Aimé Leon Dore. ALD launched its collaboration with Porsche online and offline, at the Jeffrey Deitch gallery in New York. On display, a restored Porsche 911, custom designed for the collection and for use in the brand’s digital lookbook. ALD does a masterful job of translating its brand guidelines to whatever medium it decides to create on. The carefully curated layout of the gallery and its mix of merchandise, artifacts, and Porsche paraphernalia was a perfect mirror for the how the brand exists in the digital world. Online, a deliberate mix of content and commerce makes shopping feel experiential. Of course, Aimé Leon Dore’s flagship store also extends the brand’s online aesthetic to IRL. The cafe attached to the store encourages customers to take their time shopping but more importantly, allows them to connect with other brand evangelists. The store employees understand the importance of user generated content, allowing and even helping customers take pictures of the various artifacts placed throughout the store.
Veja. The flagship store at 205 Mulberry Street provides a window into the brand’s thoughtful and ethical practices, and is a bold entrance for the French-based brand to introduce itself to the neighborhood. The store is stripped down and keeps many of the original locations’ details. This level of transparency and rawness is exactly what the brand is all about. The company’s mission is laid out across the walls as you walk into the store, and before you see any merchandise - reinforcing the brand’s commitment to thoughtful commerce. The in-store team is extremely well informed about the product line and what materials make up each model, and which ones are the most eco-friendly. Using Shopify POS, employees can easily pull up customer profiles and find their order history and shoe size from past orders. Read more about our work with Veja.

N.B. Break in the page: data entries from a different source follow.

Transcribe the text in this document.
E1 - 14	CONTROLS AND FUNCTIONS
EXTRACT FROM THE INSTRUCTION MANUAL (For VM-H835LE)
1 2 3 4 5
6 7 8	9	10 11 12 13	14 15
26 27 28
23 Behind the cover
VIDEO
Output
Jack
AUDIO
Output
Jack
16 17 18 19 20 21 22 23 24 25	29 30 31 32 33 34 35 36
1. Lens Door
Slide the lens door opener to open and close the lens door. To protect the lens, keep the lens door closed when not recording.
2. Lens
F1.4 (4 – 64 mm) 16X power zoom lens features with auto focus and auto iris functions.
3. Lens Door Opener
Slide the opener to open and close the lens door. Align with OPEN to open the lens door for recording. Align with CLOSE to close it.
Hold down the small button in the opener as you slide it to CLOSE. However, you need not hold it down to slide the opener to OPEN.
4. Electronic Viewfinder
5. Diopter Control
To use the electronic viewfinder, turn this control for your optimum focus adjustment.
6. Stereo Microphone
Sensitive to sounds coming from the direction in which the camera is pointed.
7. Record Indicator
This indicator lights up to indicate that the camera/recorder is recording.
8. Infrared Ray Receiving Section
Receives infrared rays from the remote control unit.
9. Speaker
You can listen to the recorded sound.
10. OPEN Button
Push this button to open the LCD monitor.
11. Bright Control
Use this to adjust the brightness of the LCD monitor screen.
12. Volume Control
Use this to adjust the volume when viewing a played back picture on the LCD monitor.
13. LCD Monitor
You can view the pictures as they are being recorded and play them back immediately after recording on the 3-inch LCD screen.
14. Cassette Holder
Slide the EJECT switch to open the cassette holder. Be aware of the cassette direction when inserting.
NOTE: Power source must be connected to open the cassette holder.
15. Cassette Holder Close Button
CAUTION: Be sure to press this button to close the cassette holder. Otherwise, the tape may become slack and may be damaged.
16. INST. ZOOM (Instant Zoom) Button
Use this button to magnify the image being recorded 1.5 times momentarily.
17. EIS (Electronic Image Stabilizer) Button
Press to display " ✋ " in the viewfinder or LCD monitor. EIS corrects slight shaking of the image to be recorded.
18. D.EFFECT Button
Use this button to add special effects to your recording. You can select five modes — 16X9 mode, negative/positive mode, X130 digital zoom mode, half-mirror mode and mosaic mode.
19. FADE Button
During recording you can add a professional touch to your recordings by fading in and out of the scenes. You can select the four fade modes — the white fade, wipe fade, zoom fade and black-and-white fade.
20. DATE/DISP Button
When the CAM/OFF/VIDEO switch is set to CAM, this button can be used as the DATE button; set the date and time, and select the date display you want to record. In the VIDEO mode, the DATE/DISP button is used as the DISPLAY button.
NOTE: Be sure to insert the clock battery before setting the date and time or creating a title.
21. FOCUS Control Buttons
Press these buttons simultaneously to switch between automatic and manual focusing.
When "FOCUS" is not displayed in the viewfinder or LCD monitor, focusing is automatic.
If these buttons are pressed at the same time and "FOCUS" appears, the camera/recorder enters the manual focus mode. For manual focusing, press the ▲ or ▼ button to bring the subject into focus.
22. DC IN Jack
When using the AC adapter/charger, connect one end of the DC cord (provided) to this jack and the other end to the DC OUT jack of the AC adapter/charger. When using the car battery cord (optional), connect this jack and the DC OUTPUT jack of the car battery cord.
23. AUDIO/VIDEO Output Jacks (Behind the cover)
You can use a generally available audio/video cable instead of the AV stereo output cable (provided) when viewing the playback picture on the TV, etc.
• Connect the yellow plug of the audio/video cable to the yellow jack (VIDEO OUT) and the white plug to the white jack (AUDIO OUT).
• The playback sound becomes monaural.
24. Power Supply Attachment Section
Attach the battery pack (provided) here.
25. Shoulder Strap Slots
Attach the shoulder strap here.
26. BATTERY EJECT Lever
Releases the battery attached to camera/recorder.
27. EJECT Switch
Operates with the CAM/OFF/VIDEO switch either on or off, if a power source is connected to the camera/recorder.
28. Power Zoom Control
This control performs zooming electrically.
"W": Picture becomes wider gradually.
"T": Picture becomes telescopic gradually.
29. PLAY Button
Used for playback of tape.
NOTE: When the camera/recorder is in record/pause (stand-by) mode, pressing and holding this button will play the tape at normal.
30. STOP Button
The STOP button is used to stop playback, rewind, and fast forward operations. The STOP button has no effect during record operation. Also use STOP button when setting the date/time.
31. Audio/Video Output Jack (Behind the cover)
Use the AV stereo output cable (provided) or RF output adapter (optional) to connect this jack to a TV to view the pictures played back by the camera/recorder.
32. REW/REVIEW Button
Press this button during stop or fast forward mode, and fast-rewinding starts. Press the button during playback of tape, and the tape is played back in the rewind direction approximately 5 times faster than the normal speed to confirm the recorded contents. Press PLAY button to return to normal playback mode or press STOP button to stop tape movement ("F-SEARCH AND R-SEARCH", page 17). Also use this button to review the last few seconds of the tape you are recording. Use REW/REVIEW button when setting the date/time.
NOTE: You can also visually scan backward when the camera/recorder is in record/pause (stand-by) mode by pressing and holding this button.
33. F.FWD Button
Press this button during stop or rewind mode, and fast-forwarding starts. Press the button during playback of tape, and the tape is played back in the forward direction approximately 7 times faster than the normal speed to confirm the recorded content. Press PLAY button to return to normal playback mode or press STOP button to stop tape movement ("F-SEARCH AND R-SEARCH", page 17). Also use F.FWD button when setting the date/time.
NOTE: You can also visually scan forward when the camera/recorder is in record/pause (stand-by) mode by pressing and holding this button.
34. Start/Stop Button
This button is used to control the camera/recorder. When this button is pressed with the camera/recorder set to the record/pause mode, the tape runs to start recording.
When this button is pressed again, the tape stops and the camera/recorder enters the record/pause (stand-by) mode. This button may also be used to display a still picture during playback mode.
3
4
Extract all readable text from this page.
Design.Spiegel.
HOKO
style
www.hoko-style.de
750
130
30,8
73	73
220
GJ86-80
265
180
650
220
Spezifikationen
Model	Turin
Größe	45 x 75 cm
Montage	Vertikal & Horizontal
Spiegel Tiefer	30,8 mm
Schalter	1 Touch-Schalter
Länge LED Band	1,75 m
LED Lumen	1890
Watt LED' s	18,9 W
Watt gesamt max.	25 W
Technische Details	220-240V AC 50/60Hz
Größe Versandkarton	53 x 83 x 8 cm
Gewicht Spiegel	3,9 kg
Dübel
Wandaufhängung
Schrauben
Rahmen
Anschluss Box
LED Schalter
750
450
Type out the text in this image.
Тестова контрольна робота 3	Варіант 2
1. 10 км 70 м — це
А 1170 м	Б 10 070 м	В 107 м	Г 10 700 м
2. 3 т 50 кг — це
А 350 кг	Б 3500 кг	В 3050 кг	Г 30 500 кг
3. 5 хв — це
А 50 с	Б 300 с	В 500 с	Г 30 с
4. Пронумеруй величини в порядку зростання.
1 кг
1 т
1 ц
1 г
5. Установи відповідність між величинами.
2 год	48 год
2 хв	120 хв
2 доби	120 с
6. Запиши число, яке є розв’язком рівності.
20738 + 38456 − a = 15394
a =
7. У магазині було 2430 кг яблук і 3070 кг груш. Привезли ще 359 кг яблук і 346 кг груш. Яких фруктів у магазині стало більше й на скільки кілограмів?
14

It’s clear that the DTC model has greatly shifted from 10 years ago to a digitally-native-meets-omnichannel mindset, and premium retail brands need to invest into a well balanced omnichannel approach to survive and thrive. By focusing on experience over consumption, the brands we’ve outlined above are establishing a strong foundation for years to come. They are able to maintain high LTV’s, low(ish) CAC’s, and have sustainable growth curves for the long haul. We’re grateful to be working with a bevy of brands who are taking thoughtful approaches to crafting online and offline experiences worth remembering. After all, we as humans make and keep connections to our experiences over individual purchases, and the brands that craft memorable experiences are sure to be in our hearts and wallets for a long time to come.